Nanoplastics, pieces of plastic measuring between 1 and 1,000 nm, have found their way into waterways, food systems, and human tissues. Now, using real-world waste samples, scientists have shown that nanoplastics readily and rapidly adsorb heavy metals such as lead and cadmium (ACS ES&T Water 2025, DOI: 10.1021/acsestwater.4c01191).

Extracting nano-sized plastic particles from real-world waste has proven to be a challenge in the past, so scientists have largely studied laboratory-made nanoplastics. But Somenath Mitra and his colleagues at the New Jersey Institute of Technology used a technique that they previously developed to mill nanoplastics from real-world waste and then exposed those nanoplastics to heavy metals.

In total, the researchers exposed three types of nanoplastics—made from polyethylene, polystyrene, and polypropylene—to cadmium, cobalt, lead, manganese, and zinc. To carry out the exposure, the researchers mixed nanoplastics and metal ion solutions in conical flasks. In addition to using real-world nanoplastics, Mitra chose the concentrations of heavy metals to mimic real-world conditions. The levels were close to concentrations found in waterways, he says.

Polypropylene had the highest adsorption capacity of the nanoplastics, but all three showed a strong capacity to grab on to the metals. Lead was adsorbed the fastest, with 99% of it being adsorbed within 5 min by all three types of nanoplastics.

Real-world nanoplastics vary in shape and size and have rough edges, whereas those manufactured in the lab are consistently spherical. That means the nanoplastics that Mitra extracted for his latest study had a higher surface area than their lab-made counterparts. “Adsorption is a surface phenomenon. If you have a very high surface area, it stands to reason that your adsorption would be higher,” says Mitra.

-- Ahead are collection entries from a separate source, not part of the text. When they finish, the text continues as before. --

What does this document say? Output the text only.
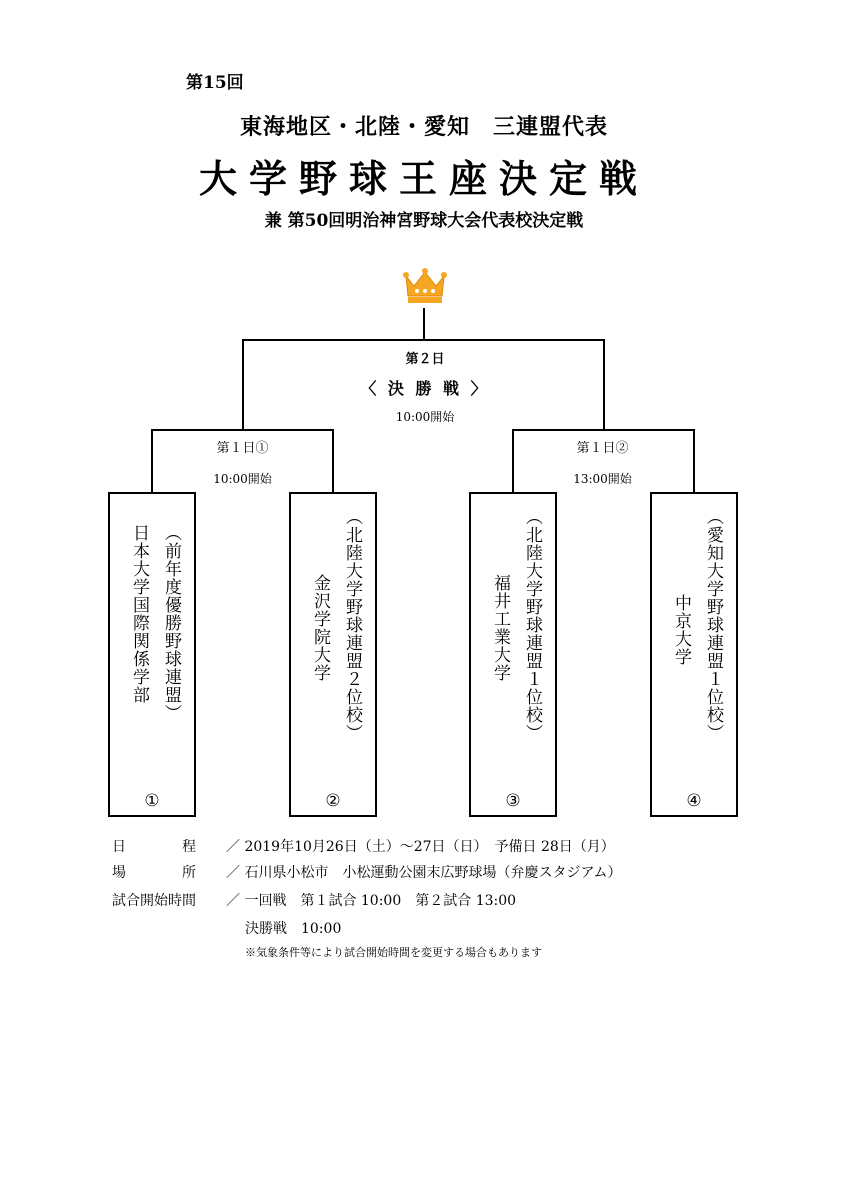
第15回
東海地区・北陸・愛知　三連盟代表
大学野球王座決定戦
兼 第50回明治神宮野球大会代表校決定戦
第２日
〈 決 勝 戦 〉
10:00開始
第１日①
10:00開始
第１日②
13:00開始
日本大学国際関係学部 （前年度優勝野球連盟）
①
金沢学院大学 （北陸大学野球連盟２位校）
②
福井工業大学 （北陸大学野球連盟１位校）
③
中京大学 （愛知大学野球連盟１位校）
④
日　　　　程 ／ 2019年10月26日（土）～27日（日）　予備日 28日（月）
場　　　　所 ／ 石川県小松市　小松運動公園末広野球場（弁慶スタジアム）
試合開始時間 ／ 一回戦　第１試合 10:00　第２試合 13:00
決勝戦　10:00
※気象条件等により試合開始時間を変更する場合もあります
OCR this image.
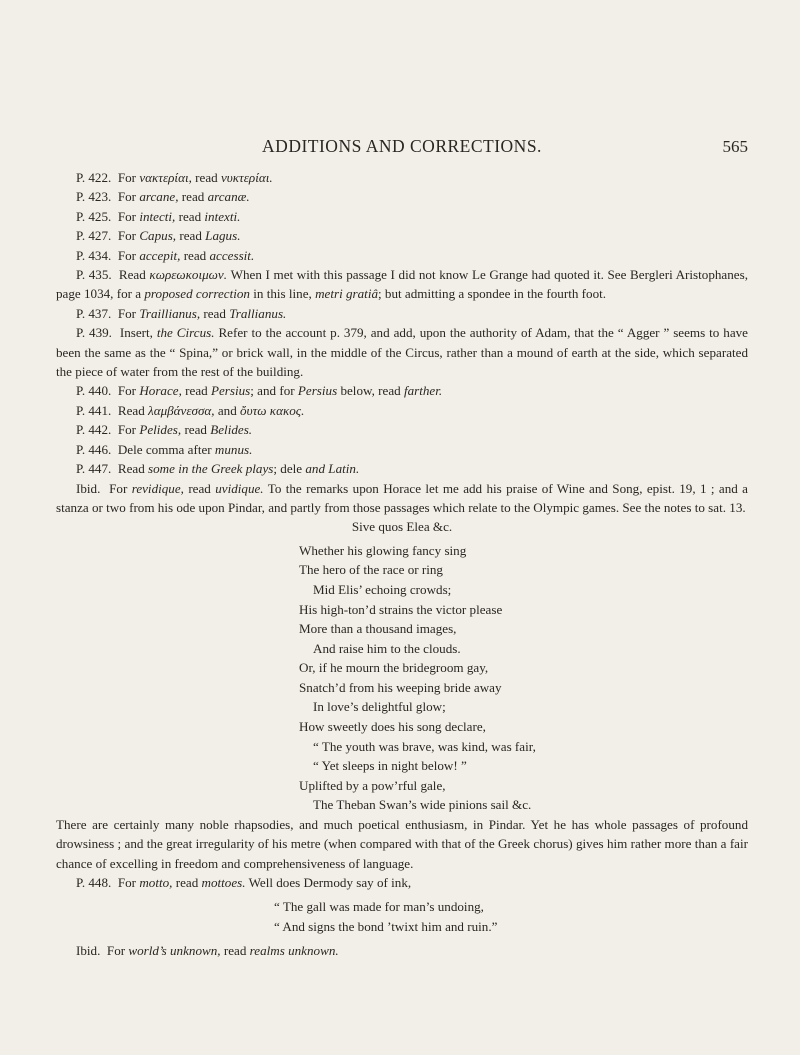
ADDITIONS AND CORRECTIONS.	565

P. 422. For νακτερίαι, read νυκτερίαι.

P. 423. For arcane, read arcanæ.

P. 425. For intecti, read intexti.

P. 427. For Capus, read Lagus.

P. 434. For accepit, read accessit.

P. 435. Read κωρεωκοιμων. When I met with this passage I did not know Le Grange had quoted it. See Bergleri Aristophanes, page 1034, for a proposed correction in this line, metri gratiâ; but admitting a spondee in the fourth foot.

P. 437. For Traillianus, read Trallianus.

P. 439. Insert, the Circus. Refer to the account p. 379, and add, upon the authority of Adam, that the “ Agger ” seems to have been the same as the “ Spina,” or brick wall, in the middle of the Circus, rather than a mound of earth at the side, which separated the piece of water from the rest of the building.

P. 440. For Horace, read Persius; and for Persius below, read farther.

P. 441. Read λαμβάνεσσα, and ὄυτω κακος.

P. 442. For Pelides, read Belides.

P. 446. Dele comma after munus.

P. 447. Read some in the Greek plays; dele and Latin.

Ibid. For revidique, read uvidique. To the remarks upon Horace let me add his praise of Wine and Song, epist. 19, 1 ; and a stanza or two from his ode upon Pindar, and partly from those passages which relate to the Olympic games. See the notes to sat. 13.

Sive quos Elea &c.

Whether his glowing fancy sing

The hero of the race or ring

Mid Elis’ echoing crowds;

His high-ton’d strains the victor please

More than a thousand images,

And raise him to the clouds.

Or, if he mourn the bridegroom gay,

Snatch’d from his weeping bride away

In love’s delightful glow;

How sweetly does his song declare,

“ The youth was brave, was kind, was fair,

“ Yet sleeps in night below! ”

Uplifted by a pow’rful gale,

The Theban Swan’s wide pinions sail &c.

There are certainly many noble rhapsodies, and much poetical enthusiasm, in Pindar. Yet he has whole passages of profound drowsiness ; and the great irregularity of his metre (when compared with that of the Greek chorus) gives him rather more than a fair chance of excelling in freedom and comprehensiveness of language.

P. 448. For motto, read mottoes. Well does Dermody say of ink,

“ The gall was made for man’s undoing,

“ And signs the bond ’twixt him and ruin.”

Ibid. For world’s unknown, read realms unknown.
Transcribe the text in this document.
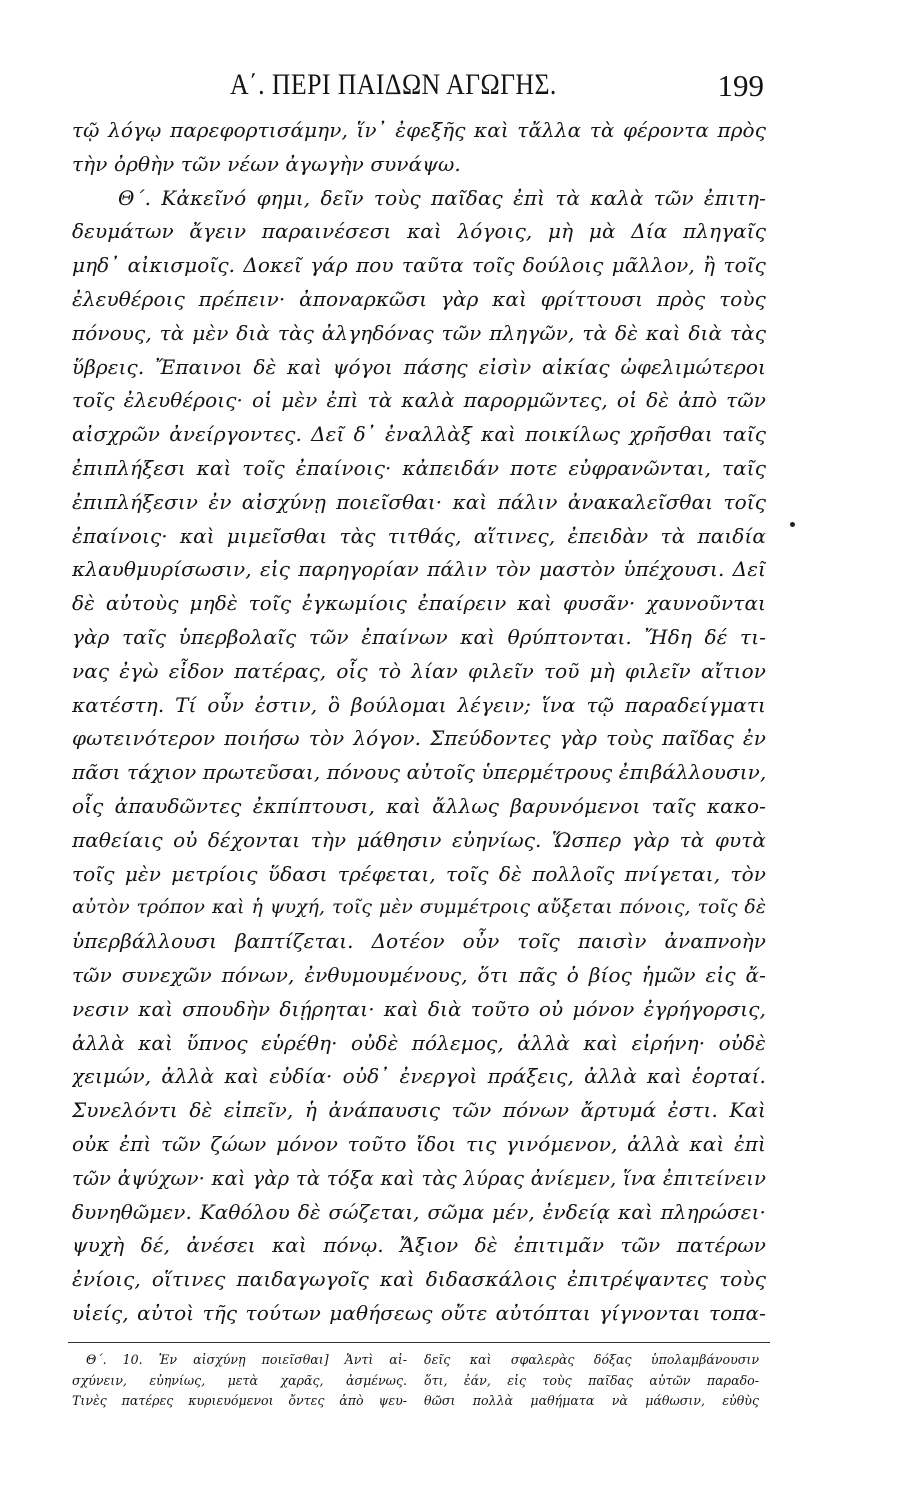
Α΄. ΠΕΡΙ ΠΑΙΔΩΝ ΑΓΩΓΗΣ.	199
τῷ λόγῳ παρεφορτισάμην, ἵν᾽ ἐφεξῆς καὶ τἄλλα τὰ φέροντα πρὸς
τὴν ὀρθὴν τῶν νέων ἀγωγὴν συνάψω.
Θ΄. Κἀκεῖνό φημι, δεῖν τοὺς παῖδας ἐπὶ τὰ καλὰ τῶν ἐπιτη-
δευμάτων ἄγειν παραινέσεσι καὶ λόγοις, μὴ μὰ Δία πληγαῖς
μηδ᾽ αἰκισμοῖς. Δοκεῖ γάρ που ταῦτα τοῖς δούλοις μᾶλλον, ἢ τοῖς
ἐλευθέροις πρέπειν· ἀποναρκῶσι γὰρ καὶ φρίττουσι πρὸς τοὺς
πόνους, τὰ μὲν διὰ τὰς ἀλγηδόνας τῶν πληγῶν, τὰ δὲ καὶ διὰ τὰς
ὕβρεις. Ἔπαινοι δὲ καὶ ψόγοι πάσης εἰσὶν αἰκίας ὠφελιμώτεροι
τοῖς ἐλευθέροις· οἱ μὲν ἐπὶ τὰ καλὰ παρορμῶντες, οἱ δὲ ἀπὸ τῶν
αἰσχρῶν ἀνείργοντες. Δεῖ δ᾽ ἐναλλὰξ καὶ ποικίλως χρῆσθαι ταῖς
ἐπιπλήξεσι καὶ τοῖς ἐπαίνοις· κἀπειδάν ποτε εὐφρανῶνται, ταῖς
ἐπιπλήξεσιν ἐν αἰσχύνῃ ποιεῖσθαι· καὶ πάλιν ἀνακαλεῖσθαι τοῖς
ἐπαίνοις· καὶ μιμεῖσθαι τὰς τιτθάς, αἵτινες, ἐπειδὰν τὰ παιδία
κλαυθμυρίσωσιν, εἰς παρηγορίαν πάλιν τὸν μαστὸν ὑπέχουσι. Δεῖ
δὲ αὐτοὺς μηδὲ τοῖς ἐγκωμίοις ἐπαίρειν καὶ φυσᾶν· χαυνοῦνται
γὰρ ταῖς ὑπερβολαῖς τῶν ἐπαίνων καὶ θρύπτονται. Ἤδη δέ τι-
νας ἐγὼ εἶδον πατέρας, οἷς τὸ λίαν φιλεῖν τοῦ μὴ φιλεῖν αἴτιον
κατέστη. Τί οὖν ἐστιν, ὃ βούλομαι λέγειν; ἵνα τῷ παραδείγματι
φωτεινότερον ποιήσω τὸν λόγον. Σπεύδοντες γὰρ τοὺς παῖδας ἐν
πᾶσι τάχιον πρωτεῦσαι, πόνους αὐτοῖς ὑπερμέτρους ἐπιβάλλουσιν,
οἷς ἀπαυδῶντες ἐκπίπτουσι, καὶ ἄλλως βαρυνόμενοι ταῖς κακο-
παθείαις οὐ δέχονται τὴν μάθησιν εὐηνίως. Ὥσπερ γὰρ τὰ φυτὰ
τοῖς μὲν μετρίοις ὕδασι τρέφεται, τοῖς δὲ πολλοῖς πνίγεται, τὸν
αὐτὸν τρόπον καὶ ἡ ψυχή, τοῖς μὲν συμμέτροις αὔξεται πόνοις, τοῖς δὲ
ὑπερβάλλουσι βαπτίζεται. Δοτέον οὖν τοῖς παισὶν ἀναπνοὴν
τῶν συνεχῶν πόνων, ἐνθυμουμένους, ὅτι πᾶς ὁ βίος ἡμῶν εἰς ἄ-
νεσιν καὶ σπουδὴν διῄρηται· καὶ διὰ τοῦτο οὐ μόνον ἐγρήγορσις,
ἀλλὰ καὶ ὕπνος εὑρέθη· οὐδὲ πόλεμος, ἀλλὰ καὶ εἰρήνη· οὐδὲ
χειμών, ἀλλὰ καὶ εὐδία· οὐδ᾽ ἐνεργοὶ πράξεις, ἀλλὰ καὶ ἑορταί.
Συνελόντι δὲ εἰπεῖν, ἡ ἀνάπαυσις τῶν πόνων ἄρτυμά ἐστι. Καὶ
οὐκ ἐπὶ τῶν ζώων μόνον τοῦτο ἴδοι τις γινόμενον, ἀλλὰ καὶ ἐπὶ
τῶν ἀψύχων· καὶ γὰρ τὰ τόξα καὶ τὰς λύρας ἀνίεμεν, ἵνα ἐπιτείνειν
δυνηθῶμεν. Καθόλου δὲ σώζεται, σῶμα μέν, ἐνδείᾳ καὶ πληρώσει·
ψυχὴ δέ, ἀνέσει καὶ πόνῳ. Ἄξιον δὲ ἐπιτιμᾶν τῶν πατέρων
ἐνίοις, οἵτινες παιδαγωγοῖς καὶ διδασκάλοις ἐπιτρέψαντες τοὺς
υἱείς, αὐτοὶ τῆς τούτων μαθήσεως οὔτε αὐτόπται γίγνονται τοπα-
Θ΄. 10. Ἐν αἰσχύνῃ ποιεῖσθαι] Ἀντὶ αἰ-
σχύνειν, εὐηνίως, μετὰ χαρᾶς, ἀσμένως.
Τινὲς πατέρες κυριευόμενοι ὄντες ἀπὸ ψευ-
δεῖς καὶ σφαλερὰς δόξας ὑπολαμβάνουσιν
ὅτι, ἐάν, εἰς τοὺς παῖδας αὐτῶν παραδο-
θῶσι πολλὰ μαθήματα νὰ μάθωσιν, εὐθὺς
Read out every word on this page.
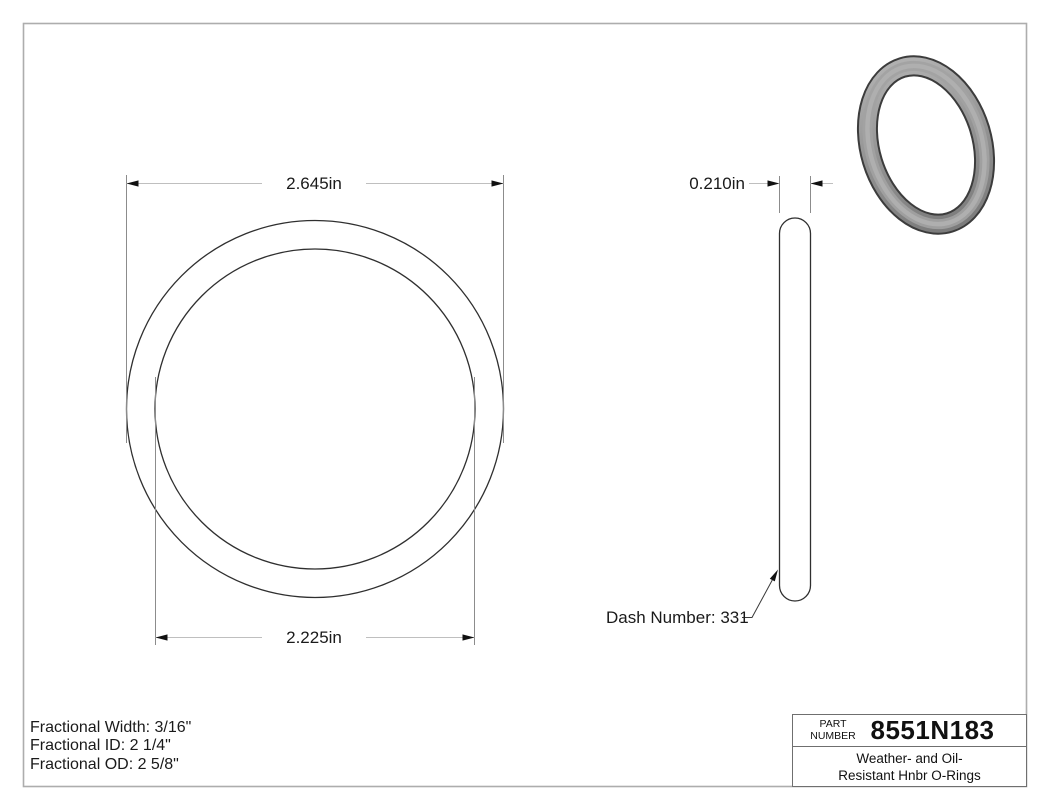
2.645in
2.225in
0.210in
Dash Number: 331
Fractional Width: 3/16"
Fractional ID: 2 1/4"
Fractional OD: 2 5/8"
PART
NUMBER 8551N183
Weather- and Oil-
Resistant Hnbr O-Rings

Other nanoparticles commonly found in water, such as clay and humic material, show even greater capacity to adsorb heavy metals than nanoplastics do, says Mitra. “But they are easily removed from water when we settle sediments and sludge, but microplastics and nanoplastics are difficult to remove.”

A 2019 study carried out by researchers at the University of Victoria estimated that Americans are ingesting as many as 52,000 nanoplastic particles per year (Environ. Sci. Technol., DOI: 10.1021/acs.est.9b01517). That number rises to 121,000 when inhalation is considered.

“We're finding them, not only in the gastrointestinal tract, but also in the liver, kidney, brain, and other regions,” says Jonathan H. Shannahan, a toxicologist at Purdue University who was not involved in the study.

Mitra's findings that these plastics can also carry heavy metals with them are potentially worrisome for human health because heavy metal exposure can lead to an increased risk of cancer, neurological problems, and developmental delays in children. “But it’s the dose that makes poison,” says Shannahan. “That’s important to understand, and we don’t yet know what the exposure dose is that people are facing. That’s hard to figure out and will take time. Essentially, it’s TBD [to be determined] whether heavy metal exposure from nanoplastic pollution is a health concern.”

The study’s focus on real-world conditions makes Mitra’s findings especially impactful, says Shannahan. “It’s getting us closer to the point where we can answer some of the questions about human health concerns of nanoplastic pollution.”